Pantoprazole is almost completely metabolized in the liver. Studies with pantoprazole in humans reveal no inhibition or activation of the cytochrome P450 (CYP 450) system of the liver.
Pantoprazole is a proton pump inhibitor. It inhibits H+,K+-ATPase, the enzyme responsible for gastric acid secretion in the parietal cells of the stomach, in a dose-dependent manner. The drug is a substituted benzimidazole that accumulates in the acid canaliculi of parietal cells after absorption. There, pantoprazole is converted into the active form, a cyclic sulfenamide that binds selectively to the proton translocating region of the H+,K+-ATPase. Pantoprazole's selectivity is due to the fact that it only exerts its maximal effect in a strongly acidic environment (pH <3).
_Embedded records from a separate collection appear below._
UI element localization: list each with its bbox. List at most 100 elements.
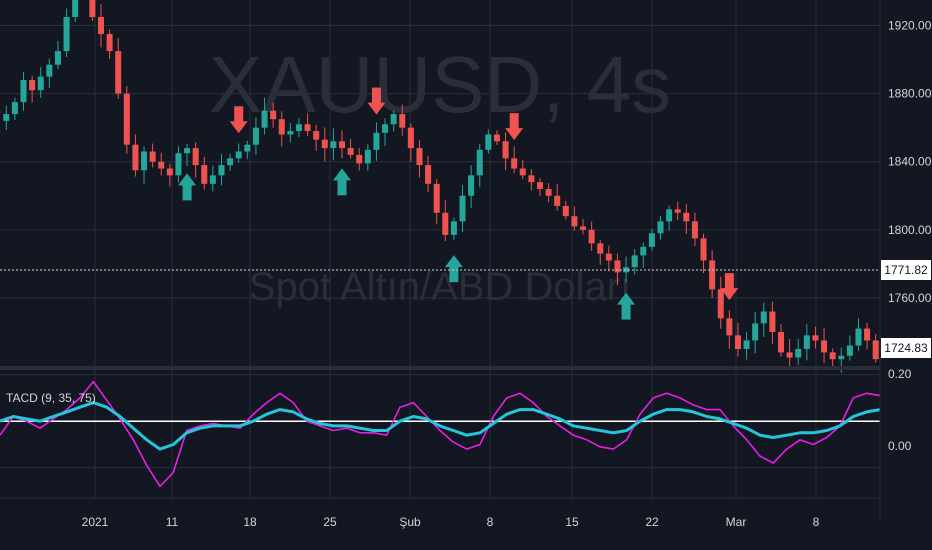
current-price-text: 1724.83 [884,341,928,355]
candle-body [132,144,139,171]
watermark-symbol: XAUUSD, 4s [209,40,671,129]
candle-body [270,110,277,120]
candle-body [709,260,716,290]
candle-body [631,255,638,268]
time-tick-label: 18 [243,515,257,529]
candle-body [3,114,10,121]
candle-body [459,195,466,222]
price-tick-label: 1760.00 [888,291,932,305]
candle-body [261,110,268,128]
candle-body [450,221,457,235]
candle-body [803,335,810,349]
candle-body [442,212,449,235]
candle-body [717,289,724,319]
candle-body [175,153,182,176]
sell-arrow [229,106,248,134]
candle-body [614,260,621,273]
candle-body [192,148,199,166]
buy-arrow [178,173,197,201]
candle-body [338,141,346,149]
candle-body [872,340,879,360]
sell-arrow-shaft [724,273,734,290]
candle-body [623,267,630,273]
sell-arrow-head [505,128,524,141]
time-axis[interactable]: 2021 11 18 25 Şub 8 15 22 Mar 8 [0,497,880,529]
candle-body [425,165,432,184]
candle-body [511,158,518,169]
candle-body [502,141,509,159]
time-tick-label: 15 [565,515,579,529]
candle-body [244,144,251,152]
candle-body [597,243,604,254]
candle-body [382,124,389,133]
sell-arrow-head [367,102,386,115]
price-candles [3,0,879,373]
candle-body [106,34,113,52]
candle-body [97,17,105,35]
pane-separator[interactable] [0,366,880,370]
candle-body [89,0,96,18]
candle-body [864,328,871,341]
candle-body [235,151,242,159]
candle-body [123,93,130,145]
candle-body [838,355,845,360]
price-axis[interactable]: 1920.00 1880.00 1840.00 1800.00 1760.00 [879,0,932,520]
candle-body [485,134,492,150]
buy-arrow [444,255,463,283]
candle-body [218,165,225,176]
sell-arrow [720,273,739,301]
candle-body [726,318,733,336]
candle-body [743,340,750,349]
sell-arrow-head [229,121,248,134]
current-price-tag-bg [881,338,931,358]
buy-arrow-head [444,255,463,268]
candle-body [201,165,208,184]
candle-body [278,119,285,135]
candle-body [209,175,216,184]
candle-body [37,76,44,91]
candle-body [166,168,173,176]
candle-body [330,141,337,149]
candle-body [476,149,483,176]
sell-arrow [505,113,524,141]
time-tick-label: 8 [813,515,820,529]
candle-body [648,233,655,247]
candle-body [580,226,587,230]
candle-body [252,127,259,145]
candle-body [657,221,664,234]
candle-body [554,195,561,206]
indicator-top-label: 0.20 [888,367,912,381]
sell-arrow-shaft [234,106,244,123]
candle-body [416,148,423,166]
candle-body [295,124,302,132]
candle-body [691,221,698,239]
buy-arrow-head [617,292,636,305]
candle-body [313,131,320,140]
candle-body [184,148,191,154]
price-tick-label: 1880.00 [888,87,932,101]
buy-arrow-shaft [449,266,459,283]
candle-body [786,352,793,358]
candle-body [588,229,595,244]
time-tick-label: Mar [726,515,747,529]
tacd-indicator [0,380,881,488]
time-tick-label: Şub [399,515,421,529]
candle-body [287,131,294,135]
candle-body [29,80,36,91]
price-tick-label: 1800.00 [888,223,932,237]
candle-body [115,51,122,94]
candle-body [72,0,79,18]
crosshair-price-tag-bg [881,260,931,280]
time-tick-label: 22 [645,515,659,529]
candle-body [407,127,414,149]
candle-body [829,352,836,360]
candle-body [356,154,363,164]
candle-body [519,168,526,176]
candle-body [666,209,673,222]
sell-arrow-shaft [371,87,381,104]
candle-body [821,340,828,353]
price-tick-label: 1920.00 [888,19,932,33]
indicator-label: TACD (9, 35, 75) [6,391,96,405]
Pantoprazole remains mostly inactive at higher pH values. As pantoprazole action is distal to the receptor levels, it can inhibit gastric acid secretion irrespective of the nature of the stimulus (acetylcholine, histamine, gastrin).
The safety and effectiveness of pantoprazole in children have not yet been established.
Contraindications
Patients who are hypersensitive to this drug or to any ingredient in the formulation or component of the container. For a complete listing, see Dosage Forms, Composition and Packaging.
Pantoprazole, like all PPIs, should not be concurrently administered with atazanavir (see Drug Interactions).